I was taking my time going through the book and she could tell that I was liking it a lot more than she wished. It was a book of the interiors of New York homes at the turn of the 20th century. She wanted that book and was afraid that I would, too – seeing in her mind the $5 she had hoped to pay for it toppled by my higher bid.
In fact, I liked what I saw, even though I found the photos of opulence-beyond-need a little disconcerting. While these folks in their fancy apartments were living the life, others were barely existing. The over-the-top furnishings bordered on gluttony – but I couldn’t put the book down.
It was titled “Photographs of New York Interiors at the Turn of the Century” and contained the works of Joseph Byron, the premier photographer of the city at that time – “our Vesuvius,” preserving “the setting of a vanished race,” as described in the book. A paperback coffee-table book, it included photos from the Byron Collection of the Museum of the City of New York, and was published in 1976.
The 131 photos showed lavishly decorated rooms – of Edwardian and Victorian designs, according to the introduction – in homes of the upper crust, along with the insides of some of the establishments that mimicked their lifestyles. The publishers also included one slum apartment.
The pictures cover the years between the Chicago World’s Fair in 1893 and the beginning of World War I in 1914. The museum has a collection of 22,000 photos of New York City and its surroundings shot by the Byron Company, which included Joseph Byron and his son Percy, from 1890 to 1942.

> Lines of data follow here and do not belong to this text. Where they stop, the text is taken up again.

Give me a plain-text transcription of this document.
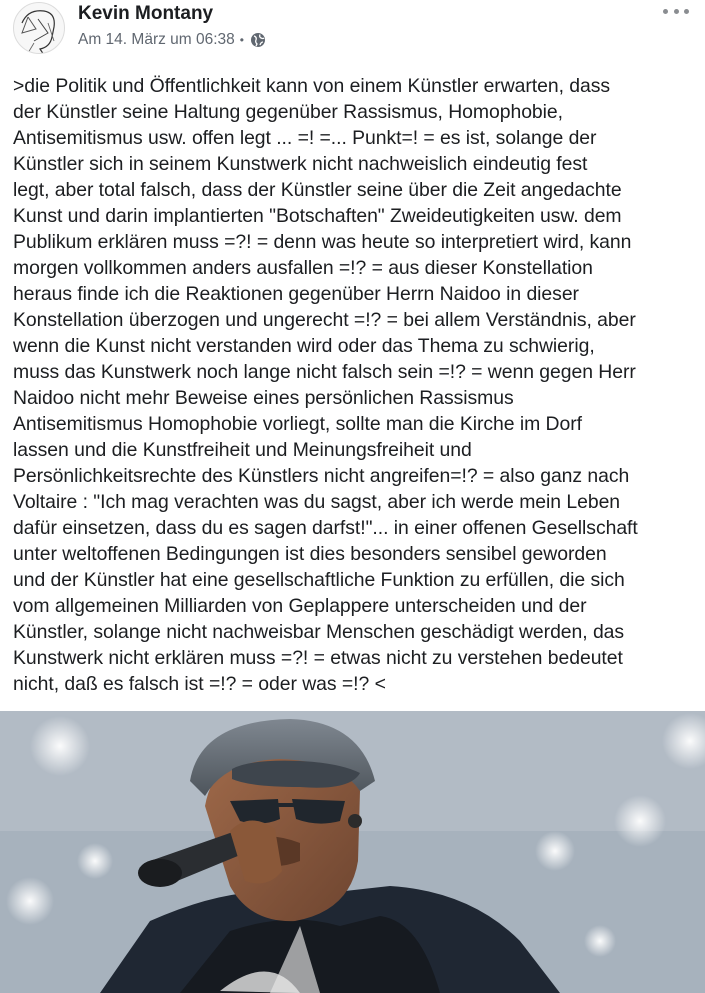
Kevin Montany
Am 14. März um 06:38 •
>die Politik und Öffentlichkeit kann von einem Künstler erwarten, dass
der Künstler seine Haltung gegenüber Rassismus, Homophobie,
Antisemitismus usw. offen legt ... =! =... Punkt=! = es ist, solange der
Künstler sich in seinem Kunstwerk nicht nachweislich eindeutig fest
legt, aber total falsch, dass der Künstler seine über die Zeit angedachte
Kunst und darin implantierten "Botschaften" Zweideutigkeiten usw. dem
Publikum erklären muss =?! = denn was heute so interpretiert wird, kann
morgen vollkommen anders ausfallen =!? = aus dieser Konstellation
heraus finde ich die Reaktionen gegenüber Herrn Naidoo in dieser
Konstellation überzogen und ungerecht =!? = bei allem Verständnis, aber
wenn die Kunst nicht verstanden wird oder das Thema zu schwierig,
muss das Kunstwerk noch lange nicht falsch sein =!? = wenn gegen Herr
Naidoo nicht mehr Beweise eines persönlichen Rassismus
Antisemitismus Homophobie vorliegt, sollte man die Kirche im Dorf
lassen und die Kunstfreiheit und Meinungsfreiheit und
Persönlichkeitsrechte des Künstlers nicht angreifen=!? = also ganz nach
Voltaire : "Ich mag verachten was du sagst, aber ich werde mein Leben
dafür einsetzen, dass du es sagen darfst!"... in einer offenen Gesellschaft
unter weltoffenen Bedingungen ist dies besonders sensibel geworden
und der Künstler hat eine gesellschaftliche Funktion zu erfüllen, die sich
vom allgemeinen Milliarden von Geplappere unterscheiden und der
Künstler, solange nicht nachweisbar Menschen geschädigt werden, das
Kunstwerk nicht erklären muss =?! = etwas nicht zu verstehen bedeutet
nicht, daß es falsch ist =!? = oder was =!? <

“Because the cultural domain was expansive, and this was, after all, cosmopolitan New York, the interiors shown represent the taste of the nation at large and the style trend of most of the civilized world,” according to the book’s introduction, which over 14 pages discussed the history of design, along with the style of the interiors and tastes of the owners.

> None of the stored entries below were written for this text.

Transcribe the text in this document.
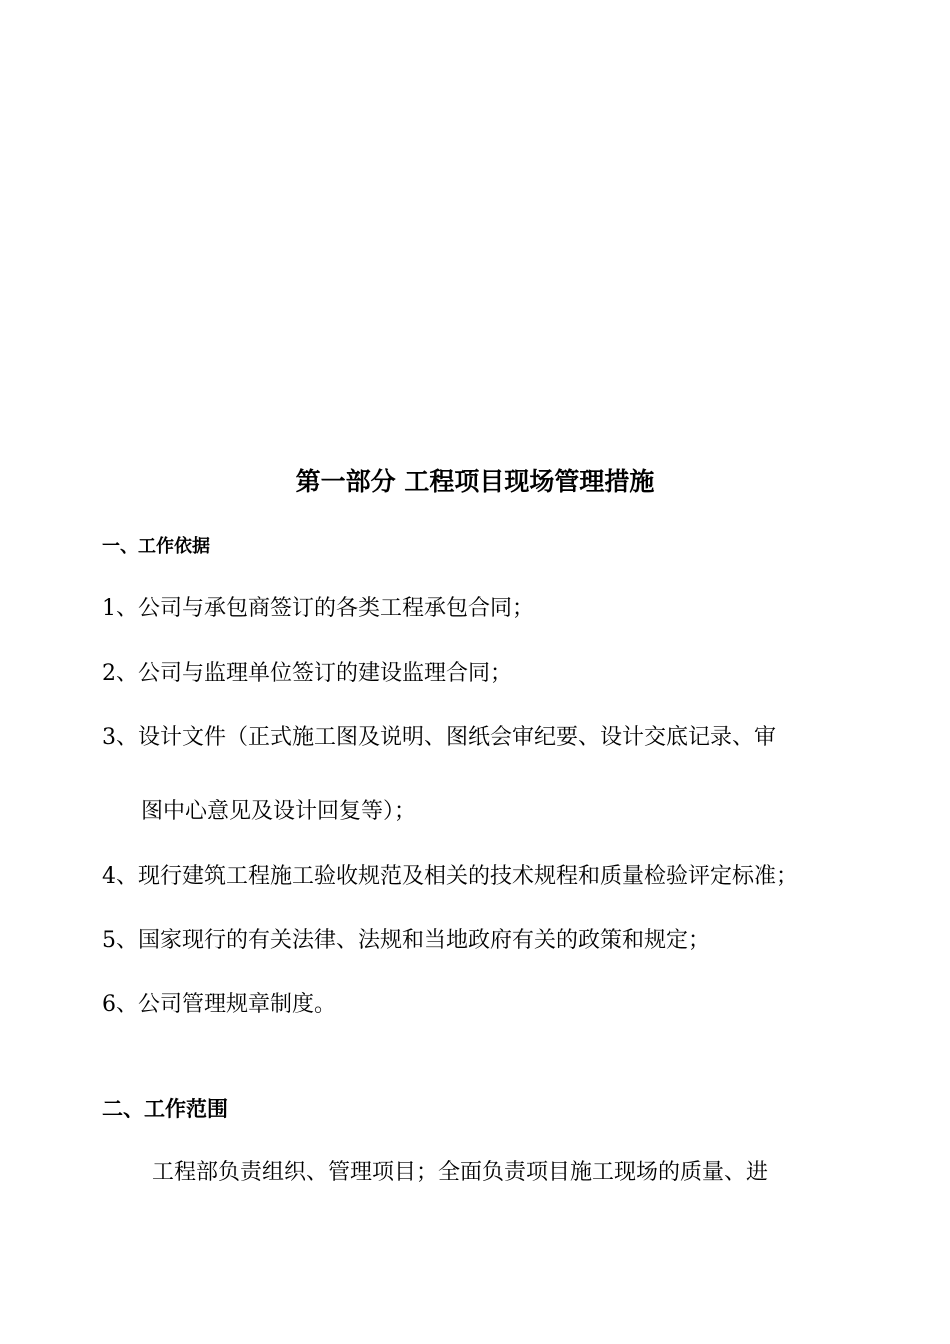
第一部分 工程项目现场管理措施
一、工作依据
1、公司与承包商签订的各类工程承包合同；
2、公司与监理单位签订的建设监理合同；
3、设计文件（正式施工图及说明、图纸会审纪要、设计交底记录、审
图中心意见及设计回复等）；
4、现行建筑工程施工验收规范及相关的技术规程和质量检验评定标准；
5、国家现行的有关法律、法规和当地政府有关的政策和规定；
6、公司管理规章制度。
二、工作范围
工程部负责组织、管理项目；全面负责项目施工现场的质量、进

The interiors in the book included at least two millionaires’ surnames that I actually recognized: the Astors and the Vanderbilts. But Joseph Byron’s camera was very eclectic: his clients also included such people as Mark Twain, and actresses Ethel Barrymore and Sarah Bernhardt.
Joseph Byron came from a family of photographers in England, leaving the country in 1888 to set up a studio in Manhattan, according to the introduction. He soon got commissions to chronicle urban life in the city, an assignment that put him in touch with not only its high society but its down-under.

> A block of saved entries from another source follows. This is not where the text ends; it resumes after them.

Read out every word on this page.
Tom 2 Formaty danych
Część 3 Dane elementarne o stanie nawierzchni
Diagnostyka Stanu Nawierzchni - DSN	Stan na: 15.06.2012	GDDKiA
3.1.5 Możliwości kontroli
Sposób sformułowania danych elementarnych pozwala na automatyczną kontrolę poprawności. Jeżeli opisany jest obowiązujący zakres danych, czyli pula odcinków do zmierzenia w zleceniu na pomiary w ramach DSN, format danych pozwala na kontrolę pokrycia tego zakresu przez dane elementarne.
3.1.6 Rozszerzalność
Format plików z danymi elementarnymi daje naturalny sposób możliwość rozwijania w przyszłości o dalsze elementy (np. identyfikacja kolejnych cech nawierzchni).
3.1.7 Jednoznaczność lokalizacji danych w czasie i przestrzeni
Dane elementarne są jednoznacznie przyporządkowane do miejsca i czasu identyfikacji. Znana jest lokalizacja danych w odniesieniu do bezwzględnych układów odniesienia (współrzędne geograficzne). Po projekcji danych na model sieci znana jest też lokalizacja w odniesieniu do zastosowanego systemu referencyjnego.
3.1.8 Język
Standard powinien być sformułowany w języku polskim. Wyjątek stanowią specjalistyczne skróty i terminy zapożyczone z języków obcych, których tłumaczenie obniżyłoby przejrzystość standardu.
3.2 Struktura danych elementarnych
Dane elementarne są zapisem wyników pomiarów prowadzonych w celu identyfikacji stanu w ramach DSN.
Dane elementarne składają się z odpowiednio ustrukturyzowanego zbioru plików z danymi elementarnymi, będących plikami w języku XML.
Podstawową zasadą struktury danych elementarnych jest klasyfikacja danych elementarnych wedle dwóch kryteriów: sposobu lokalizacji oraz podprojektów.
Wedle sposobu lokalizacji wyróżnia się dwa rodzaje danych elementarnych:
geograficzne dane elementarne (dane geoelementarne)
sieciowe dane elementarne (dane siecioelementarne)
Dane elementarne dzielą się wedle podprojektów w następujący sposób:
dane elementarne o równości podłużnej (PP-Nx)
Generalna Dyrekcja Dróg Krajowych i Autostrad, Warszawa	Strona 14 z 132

He also shot theater subjects and important buildings, ocean liners and soda fountains, car shows and Easter parades, “Little Italy” tenements in Harlem and pushcarts on the Lower East Side, according to the book.
The stars of the book, though, were the “millionaires’ palaces on Fifth Avenue” and other tony locations. I found most of the rooms too crowded, with much too much furniture, heavy drapery and dark spaces that shut out most of the light. Even so, they were still mesmerizing for anyone who appreciated design.
Standing there, looking through the book at the auction house, I made up my mind that I would bid on it. It had been placed among others in one of several boxes of disparate books on a table. I did not want any of the others so I pulled it out for a separate bid. That didn’t sit well with the woman who was watching me. She chided me for removing the book from the lot, apparently forgetting that this auction house encouraged what’s called a “pull.”
So, we both bidded on the book and when it became clear that I wasn’t about to back down, she gave up. The book was mine. And I’m glad I got it because the photos are remarkable. What do you think?